Hall of Fame trainer Bill Mott announced on Tuesday that Kentucky Derby (G1) winner Country House will not head to Baltimore for the Preakness Stakes (G1) on May 18.
“He developed a little bit of a cough this morning,” Mott said via by telephone according to David Grenig of the Daily Racing Form. “He appetite is good. He doesn’t have a fever. But he’s coughing. We drew blood. He’s acting like he’s going to get sick. He’s off the training list, and if he’s off the training list he’s off the Preakness list.”
Country House was the beneficiary of the disqualification of Maximum Security, who crossed the wire first but veered in and interfered with War of Will, starting a chain reaction that also affected Long Range Toddy and Bodexpress.
After a 22-minute delay, the stewards disqualified Maximum Security and placed him 17th, behind the finish of the affected horses.
It was the first disqualification of the winner of the Kentucky Derby for interference in the 145-year history of the race.
Country House returned $132.40, the second biggest price in the history of the Kentucky Derby. Only Donerail, who paid $184.90 in 1913.
Gary West, the owner of Maximum Security appealed to the Kentucky Horse Racing Commission (KHRC), but his appeal of the Churchill Downs stewards’ decision was denied.

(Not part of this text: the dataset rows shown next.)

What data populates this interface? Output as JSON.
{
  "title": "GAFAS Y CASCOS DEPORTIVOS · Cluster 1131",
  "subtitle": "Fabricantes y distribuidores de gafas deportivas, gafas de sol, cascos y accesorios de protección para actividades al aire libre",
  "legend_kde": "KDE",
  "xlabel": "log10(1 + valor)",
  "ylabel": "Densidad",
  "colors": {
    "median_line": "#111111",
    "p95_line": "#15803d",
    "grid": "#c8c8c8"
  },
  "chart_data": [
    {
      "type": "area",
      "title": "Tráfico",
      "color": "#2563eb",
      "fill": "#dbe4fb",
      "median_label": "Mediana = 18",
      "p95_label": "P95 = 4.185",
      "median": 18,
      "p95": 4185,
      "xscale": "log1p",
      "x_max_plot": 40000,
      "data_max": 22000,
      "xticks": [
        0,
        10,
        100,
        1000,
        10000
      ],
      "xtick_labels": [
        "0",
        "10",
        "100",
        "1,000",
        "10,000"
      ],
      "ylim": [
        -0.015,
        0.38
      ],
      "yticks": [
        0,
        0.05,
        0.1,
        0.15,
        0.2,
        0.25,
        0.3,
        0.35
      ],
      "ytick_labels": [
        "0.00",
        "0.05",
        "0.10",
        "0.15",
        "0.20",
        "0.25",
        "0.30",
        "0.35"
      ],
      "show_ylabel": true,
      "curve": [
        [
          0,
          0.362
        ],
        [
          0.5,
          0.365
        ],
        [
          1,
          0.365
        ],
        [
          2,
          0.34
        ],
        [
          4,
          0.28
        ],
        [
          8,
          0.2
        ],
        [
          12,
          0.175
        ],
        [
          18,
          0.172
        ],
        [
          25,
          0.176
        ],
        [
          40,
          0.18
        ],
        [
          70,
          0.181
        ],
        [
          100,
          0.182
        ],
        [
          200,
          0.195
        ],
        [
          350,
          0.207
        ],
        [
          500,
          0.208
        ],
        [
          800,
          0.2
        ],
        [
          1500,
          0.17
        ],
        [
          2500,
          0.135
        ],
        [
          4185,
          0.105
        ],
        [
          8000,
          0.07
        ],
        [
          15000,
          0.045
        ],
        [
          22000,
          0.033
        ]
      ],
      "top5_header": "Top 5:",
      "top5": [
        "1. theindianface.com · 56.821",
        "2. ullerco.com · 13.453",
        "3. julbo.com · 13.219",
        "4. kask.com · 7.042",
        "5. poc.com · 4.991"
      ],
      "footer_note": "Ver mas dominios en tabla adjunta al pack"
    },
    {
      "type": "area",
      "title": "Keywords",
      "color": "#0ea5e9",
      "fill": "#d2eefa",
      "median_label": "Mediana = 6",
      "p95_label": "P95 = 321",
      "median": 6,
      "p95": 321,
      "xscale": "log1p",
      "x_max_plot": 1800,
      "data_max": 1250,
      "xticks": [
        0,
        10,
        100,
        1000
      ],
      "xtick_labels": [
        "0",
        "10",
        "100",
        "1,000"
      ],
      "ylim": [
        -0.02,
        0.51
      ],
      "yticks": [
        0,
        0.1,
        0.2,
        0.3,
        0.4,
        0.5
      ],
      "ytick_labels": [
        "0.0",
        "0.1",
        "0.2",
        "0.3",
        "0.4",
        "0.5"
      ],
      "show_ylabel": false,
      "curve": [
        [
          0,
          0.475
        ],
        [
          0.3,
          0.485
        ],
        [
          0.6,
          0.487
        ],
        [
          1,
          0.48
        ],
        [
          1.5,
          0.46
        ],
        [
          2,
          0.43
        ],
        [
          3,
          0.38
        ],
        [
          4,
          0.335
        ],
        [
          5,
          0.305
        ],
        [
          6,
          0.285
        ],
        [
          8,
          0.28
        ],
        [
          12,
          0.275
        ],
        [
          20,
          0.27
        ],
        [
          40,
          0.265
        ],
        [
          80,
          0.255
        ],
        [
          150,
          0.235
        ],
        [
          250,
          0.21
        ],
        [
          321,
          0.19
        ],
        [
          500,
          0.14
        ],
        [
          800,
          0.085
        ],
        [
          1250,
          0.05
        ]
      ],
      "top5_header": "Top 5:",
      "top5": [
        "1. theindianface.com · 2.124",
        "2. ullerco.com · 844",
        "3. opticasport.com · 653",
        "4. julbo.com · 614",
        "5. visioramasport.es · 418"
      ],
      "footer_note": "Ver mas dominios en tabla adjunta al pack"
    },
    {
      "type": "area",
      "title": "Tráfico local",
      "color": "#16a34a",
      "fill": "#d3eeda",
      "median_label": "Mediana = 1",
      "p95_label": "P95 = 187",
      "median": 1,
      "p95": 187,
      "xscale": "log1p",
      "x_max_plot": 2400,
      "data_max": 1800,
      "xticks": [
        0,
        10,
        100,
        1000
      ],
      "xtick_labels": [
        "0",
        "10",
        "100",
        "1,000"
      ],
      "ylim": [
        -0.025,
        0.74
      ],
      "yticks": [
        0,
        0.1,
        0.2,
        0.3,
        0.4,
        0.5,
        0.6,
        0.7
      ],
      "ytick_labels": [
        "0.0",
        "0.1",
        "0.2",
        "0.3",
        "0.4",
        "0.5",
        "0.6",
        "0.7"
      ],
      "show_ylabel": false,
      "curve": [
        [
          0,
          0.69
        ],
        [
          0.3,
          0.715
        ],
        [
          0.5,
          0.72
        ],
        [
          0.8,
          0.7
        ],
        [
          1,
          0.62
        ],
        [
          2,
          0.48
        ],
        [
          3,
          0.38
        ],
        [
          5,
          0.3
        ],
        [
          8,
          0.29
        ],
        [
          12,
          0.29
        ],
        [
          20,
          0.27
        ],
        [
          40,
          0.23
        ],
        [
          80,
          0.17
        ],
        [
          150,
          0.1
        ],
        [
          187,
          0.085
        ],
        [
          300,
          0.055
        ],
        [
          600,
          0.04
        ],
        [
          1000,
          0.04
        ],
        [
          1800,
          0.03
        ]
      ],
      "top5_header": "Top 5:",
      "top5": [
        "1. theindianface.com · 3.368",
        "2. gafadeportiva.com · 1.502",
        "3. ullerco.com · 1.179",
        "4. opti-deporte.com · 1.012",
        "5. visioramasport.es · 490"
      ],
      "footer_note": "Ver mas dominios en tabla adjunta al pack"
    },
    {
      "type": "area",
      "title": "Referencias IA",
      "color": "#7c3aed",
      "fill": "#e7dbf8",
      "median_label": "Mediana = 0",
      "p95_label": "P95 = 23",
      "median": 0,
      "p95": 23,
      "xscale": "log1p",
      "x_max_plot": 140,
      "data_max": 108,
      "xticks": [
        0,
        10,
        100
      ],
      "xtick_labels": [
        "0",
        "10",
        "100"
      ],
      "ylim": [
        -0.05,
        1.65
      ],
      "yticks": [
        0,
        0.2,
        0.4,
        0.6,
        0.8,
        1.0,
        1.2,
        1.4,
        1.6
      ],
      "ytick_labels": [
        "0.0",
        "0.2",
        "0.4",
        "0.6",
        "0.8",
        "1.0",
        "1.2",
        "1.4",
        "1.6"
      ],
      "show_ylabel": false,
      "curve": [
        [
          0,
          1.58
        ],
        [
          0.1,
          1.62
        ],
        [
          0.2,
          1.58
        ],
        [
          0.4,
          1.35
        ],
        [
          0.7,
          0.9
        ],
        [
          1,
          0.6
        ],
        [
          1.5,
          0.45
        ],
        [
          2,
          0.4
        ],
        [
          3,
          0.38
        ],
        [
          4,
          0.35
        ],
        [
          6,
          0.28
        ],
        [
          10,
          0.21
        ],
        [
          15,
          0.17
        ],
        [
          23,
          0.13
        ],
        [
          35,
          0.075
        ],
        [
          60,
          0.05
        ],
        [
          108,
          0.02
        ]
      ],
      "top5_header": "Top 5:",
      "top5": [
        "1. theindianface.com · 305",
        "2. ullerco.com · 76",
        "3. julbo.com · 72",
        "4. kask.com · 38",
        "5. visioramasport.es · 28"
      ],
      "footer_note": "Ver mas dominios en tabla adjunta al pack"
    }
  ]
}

2019 Kentucky Derby Replay
West may not be done and may appeal in federal court.
In addition to Maximum Security and Country House, trainer Shug McGaughey announced this morning that Code of Honor, who was placed second in the Kentucky Derby will also miss the Preakness. His target likely will be the Dwyer Stakes (G3) at a mile at Belmont Park on July 7.
For the latest Preakness Stakes odds check out USRacing.
The defections leave the Preakness Stakes wide open. Among the favorites at this point likely will be War of Will, Improbable and possibly Tacitus, who is trained by Mott who seemed unlikely to run in the Preakness. However, with Country House now out, Mott could change his mind.